Google Patent: Notifying Users That Were Early Consumers Of Popular Media Content
Google’s patent 20170238156 encompasses identifying, notifying, and rewarding individuals (based on historical data) for being among the first X% of users to access a content item of any type – video, document, image, etc. – once that item has been ranked as popular or viral, based on the number of times it has been accessed.
The patent notes two types of trendsetters that could be identified and notified – “trendsetters that were responsible for the rise in popularity of a popular content item can be differentiated from those who were merely early viewers of the content item.”
The diagram below shows how the system could be structured – envisioning a “trendsetter platform” and “notification system” that would be embedded into a content platform, with quotas set to issue notifications or awards at predetermined thresholds or times.
The system factors in different parameters for judging a user’s status around an interaction with a given piece of content. It also addresses several different use cases that could impact how a content provider rewards a Trendsetter:
- Source – Did Tom introduce the link to the content into the social network, or was he among the first to click the link once it was already introduced?
- Threshold – Is Tom one of the first content consumers to watch the video all the way through? Or one of the first to make it 75% of the way through it?
- Demographics – Is Tom the first person in his city/state to watch the video?

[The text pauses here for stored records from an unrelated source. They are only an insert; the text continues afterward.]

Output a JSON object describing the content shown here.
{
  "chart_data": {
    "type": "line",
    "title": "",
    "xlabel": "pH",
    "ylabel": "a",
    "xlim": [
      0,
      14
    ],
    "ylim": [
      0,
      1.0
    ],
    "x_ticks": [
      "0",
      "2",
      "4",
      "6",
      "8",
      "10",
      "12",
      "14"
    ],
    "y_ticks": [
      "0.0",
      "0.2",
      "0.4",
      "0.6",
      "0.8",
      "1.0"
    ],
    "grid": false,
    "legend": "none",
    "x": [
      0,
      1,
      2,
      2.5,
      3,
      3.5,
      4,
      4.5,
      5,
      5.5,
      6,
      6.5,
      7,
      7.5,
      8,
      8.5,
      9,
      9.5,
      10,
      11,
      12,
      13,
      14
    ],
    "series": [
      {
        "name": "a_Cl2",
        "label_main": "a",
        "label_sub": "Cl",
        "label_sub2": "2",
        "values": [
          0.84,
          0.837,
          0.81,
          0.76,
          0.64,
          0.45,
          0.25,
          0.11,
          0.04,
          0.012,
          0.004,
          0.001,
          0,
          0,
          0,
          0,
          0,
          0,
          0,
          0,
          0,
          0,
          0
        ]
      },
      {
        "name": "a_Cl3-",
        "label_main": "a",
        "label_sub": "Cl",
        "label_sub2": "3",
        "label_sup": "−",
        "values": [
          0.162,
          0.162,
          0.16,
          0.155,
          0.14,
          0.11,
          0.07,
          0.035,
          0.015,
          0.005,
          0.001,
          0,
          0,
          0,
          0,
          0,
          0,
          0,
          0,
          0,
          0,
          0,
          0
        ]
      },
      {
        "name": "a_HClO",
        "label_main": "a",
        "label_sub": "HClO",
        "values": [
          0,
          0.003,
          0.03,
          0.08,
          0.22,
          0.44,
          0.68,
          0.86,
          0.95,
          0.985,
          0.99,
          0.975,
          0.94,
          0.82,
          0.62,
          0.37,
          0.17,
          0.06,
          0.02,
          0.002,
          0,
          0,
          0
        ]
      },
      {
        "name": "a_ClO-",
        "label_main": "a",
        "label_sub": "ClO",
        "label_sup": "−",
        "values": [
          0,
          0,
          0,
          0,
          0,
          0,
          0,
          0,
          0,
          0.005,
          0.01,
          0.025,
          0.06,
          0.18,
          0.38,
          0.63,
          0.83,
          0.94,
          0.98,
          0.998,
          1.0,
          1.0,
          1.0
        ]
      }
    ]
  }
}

Was he among the first X% of men in the US to watch?
The patent notes that trendsetter status/notifications can be shared at the user’s discretion or if it aligns with the objectives of the content provider.
Notifications can also integrate with additional information on content consumption history to tell “Erin” other videos she should watch.
Further components address the integration of predictive functionalities – suggesting that ongoing identification and notification of trendsetters could ultimately help content providers predict or infer which ones will ultimately become viral.
Microsoft Patent: Expert Detection in Social Networks
Microsoft’s patent 20170249388 focuses exclusively on recognizing and classifying experts for their subject-matter expertise based on their online activity. It notes that social media has made individuals’ niche expertise far more valuable than in prior eras – making it crucial to ID experts with “high recall and high precision.”
In the patent, Microsoft outlines a system that collects and clusters linked topics to differentiate them, detect the type of content, and then process the domain of expertise it falls under.
Microsoft envisions the process as looking like the figure above, noting that the technology “may be applicable to any social network structure and should, therefore, work on any software that supports such user structure (e.g., Twitter, Facebook, email, etc.).”
Using the above structure, the expert detection process would:
- Identify the expertise of a person or entity by analyzing online activity and then categorizing their expertise (or lack thereof) on a given set of topics
- Create profiles that may include shared links, activity timelines, and so on, which are then configured to be searchable so users can be identified based on a granular understanding of their areas of expertise
- Enable users to browse and search for expertise data via the “expert interfaces”
Based on the diagrams in the patent, the system appears to show expertise categories starting broad during the search process, then drilling down into more granular subject matter areas.